Allegations of bad behavior, including sexual assault, have followed his rise to fame. A case in Ireland was dropped after a police investigation, but he still faces a civil suit over the matter. He denies all accusations. In 2019, a Dublin bar fight with an older man was caught on video. “I was in the wrong,” McGregor told ESPN. “That man deserved to enjoy his time in the pub without having it end the way it did.”
Neither legal trouble nor the pandemic has sidelined McGregor, who earned $22 million from his single fight in the UFC Octagon over the last year (which he lost), plus $8 million in product endorsements. The bulk of his earnings in the past 12 months came from the $150 million (pretax) he earned selling his majority stake in his whiskey brand, Proper No. Twelve. That propelled him past Lionel Messi, second on the 2021 ranking of the world’s highest-paid athletes with $130 million, and Ronaldo, No. 3 at $120 million.
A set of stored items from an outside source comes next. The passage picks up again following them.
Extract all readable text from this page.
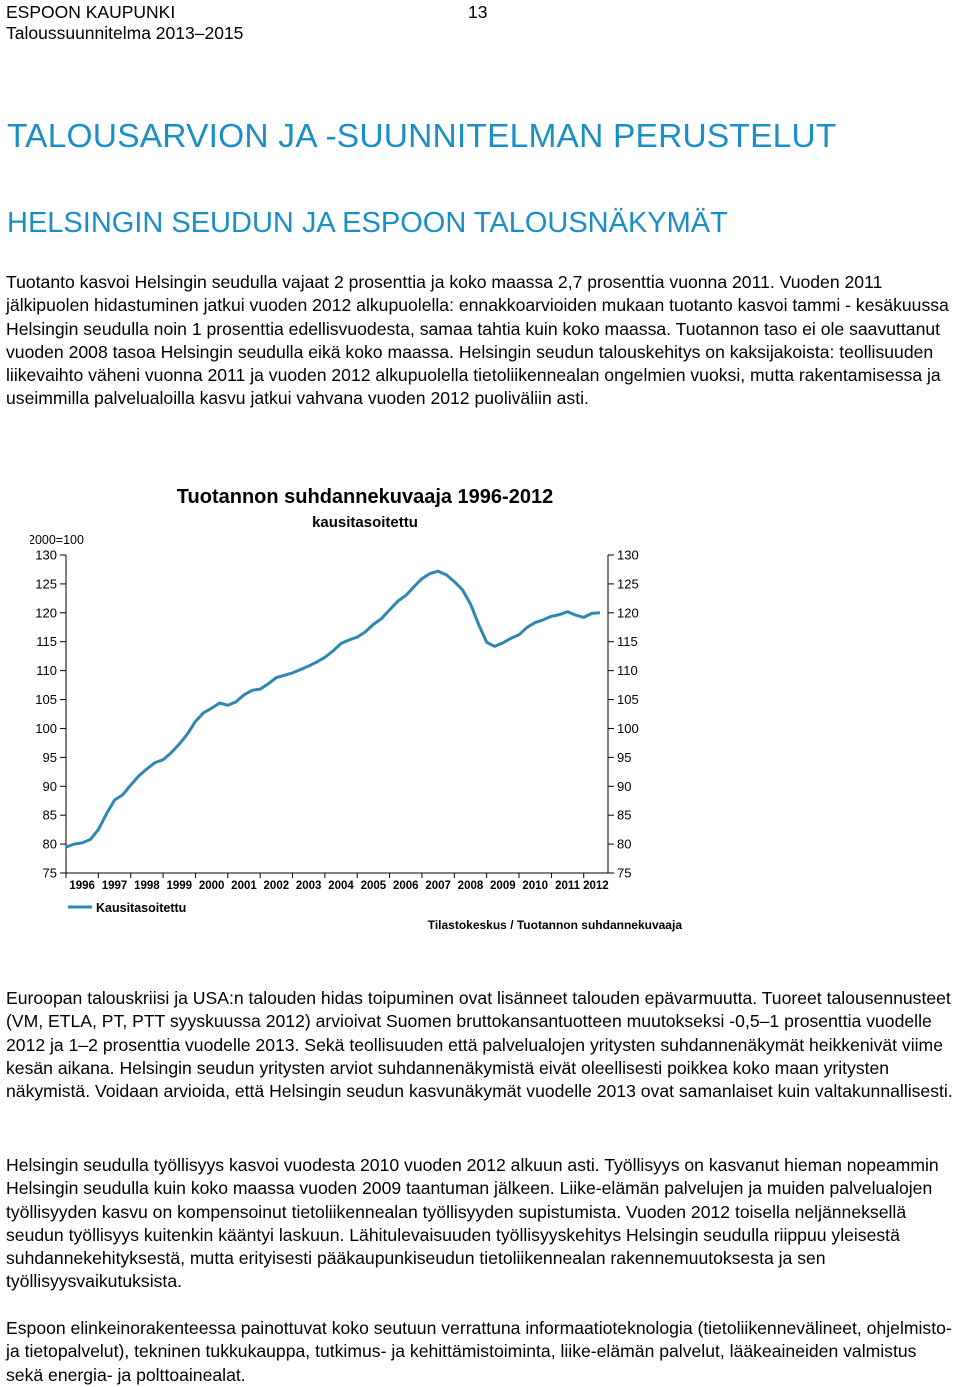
ESPOON KAUPUNKI
Taloussuunnitelma 2013–2015
13
TALOUSARVION JA -SUUNNITELMAN PERUSTELUT
HELSINGIN SEUDUN JA ESPOON TALOUSNÄKYMÄT

Tuotanto kasvoi Helsingin seudulla vajaat 2 prosenttia ja koko maassa 2,7 prosenttia vuonna 2011. Vuoden 2011 jälkipuolen hidastuminen jatkui vuoden 2012 alkupuolella: ennakkoarvioiden mukaan tuotanto kasvoi tammi - kesäkuussa Helsingin seudulla noin 1 prosenttia edellisvuodesta, samaa tahtia kuin koko maassa. Tuotannon taso ei ole saavuttanut vuoden 2008 tasoa Helsingin seudulla eikä koko maassa. Helsingin seudun talouskehitys on kaksijakoista: teollisuuden liikevaihto väheni vuonna 2011 ja vuoden 2012 alkupuolella tietoliikennealan ongelmien vuoksi, mutta rakentamisessa ja useimmilla palvelualoilla kasvu jatkui vahvana vuoden 2012 puoliväliin asti.

Tuotannon suhdannekuvaaja 1996-2012
kausitasoitettu
2000=100
130
125
120
115
110
105
100
95
90
85
80
75
130
125
120
115
110
105
100
95
90
85
80
75
1996 1997 1998 1999 2000 2001 2002 2003 2004 2005 2006 2007 2008 2009 2010 2011 2012
Kausitasoitettu
Tilastokeskus / Tuotannon suhdannekuvaaja

Euroopan talouskriisi ja USA:n talouden hidas toipuminen ovat lisänneet talouden epävarmuutta. Tuoreet talousennusteet (VM, ETLA, PT, PTT syyskuussa 2012) arvioivat Suomen bruttokansantuotteen muutokseksi -0,5–1 prosenttia vuodelle 2012 ja 1–2 prosenttia vuodelle 2013. Sekä teollisuuden että palvelualojen yritysten suhdannenäkymät heikkenivät viime kesän aikana. Helsingin seudun yritysten arviot suhdannenäkymistä eivät oleellisesti poikkea koko maan yritysten näkymistä. Voidaan arvioida, että Helsingin seudun kasvunäkymät vuodelle 2013 ovat samanlaiset kuin valtakunnallisesti.

Helsingin seudulla työllisyys kasvoi vuodesta 2010 vuoden 2012 alkuun asti. Työllisyys on kasvanut hieman nopeammin Helsingin seudulla kuin koko maassa vuoden 2009 taantuman jälkeen. Liike-elämän palvelujen ja muiden palvelualojen työllisyyden kasvu on kompensoinut tietoliikennealan työllisyyden supistumista. Vuoden 2012 toisella neljänneksellä seudun työllisyys kuitenkin kääntyi laskuun. Lähitulevaisuuden työllisyyskehitys Helsingin seudulla riippuu yleisestä suhdannekehityksestä, mutta erityisesti pääkaupunkiseudun tietoliikennealan rakennemuutoksesta ja sen työllisyysvaikutuksista.

Espoon elinkeinorakenteessa painottuvat koko seutuun verrattuna informaatioteknologia (tietoliikennevälineet, ohjelmisto- ja tietopalvelut), tekninen tukkukauppa, tutkimus- ja kehittämistoiminta, liike-elämän palvelut, lääkeaineiden valmistus sekä energia- ja polttoainealat.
McGregor’s move into booze was entirely strategic. “I could have taken the easy money,” he says of his decision to go beyond basic endorsements and start the liquor business in 2018. “I could have taken the quick buck. [But] I took the risk. I put my heart and soul into it, and it’s paid off.”
For inspiration, he looked to that most Irish beverage purveyor, Arthur Guinness, and set out to create an unmistakable whiskey of Éire: Irish soil, Irish spring water and Irish grain, all distilled on the “perfect plot” in County Antrim in Northern Ireland, in the Bushmills Distillery owned by Mexican booze giant Becle (best known for Jose Cuervo), which at the outset owned a minority stake in Proper No. Twelve.
“In Ireland we have master distillers and we have master drinkers. My grandfather was a master drinker,” McGregor says. “He would always tell me that Ireland were the world champions at making whiskey.” In under three years, 6 million bottles of Proper have shipped, and in April, Becle and Proper No. Twelve announced Becle had bought out most of McGregor’s stake.
Still in pristine shape, he likely has plenty of fight left. “I know a lot of these athletes on this list, you know they make so much from their sport, so much from their endorsements,” he says, by way of noting that he earned the bulk of his money not in the ring but as an entrepreneur. “I’m probably the complete opposite. I’m an outlier. I’m a disrupter.”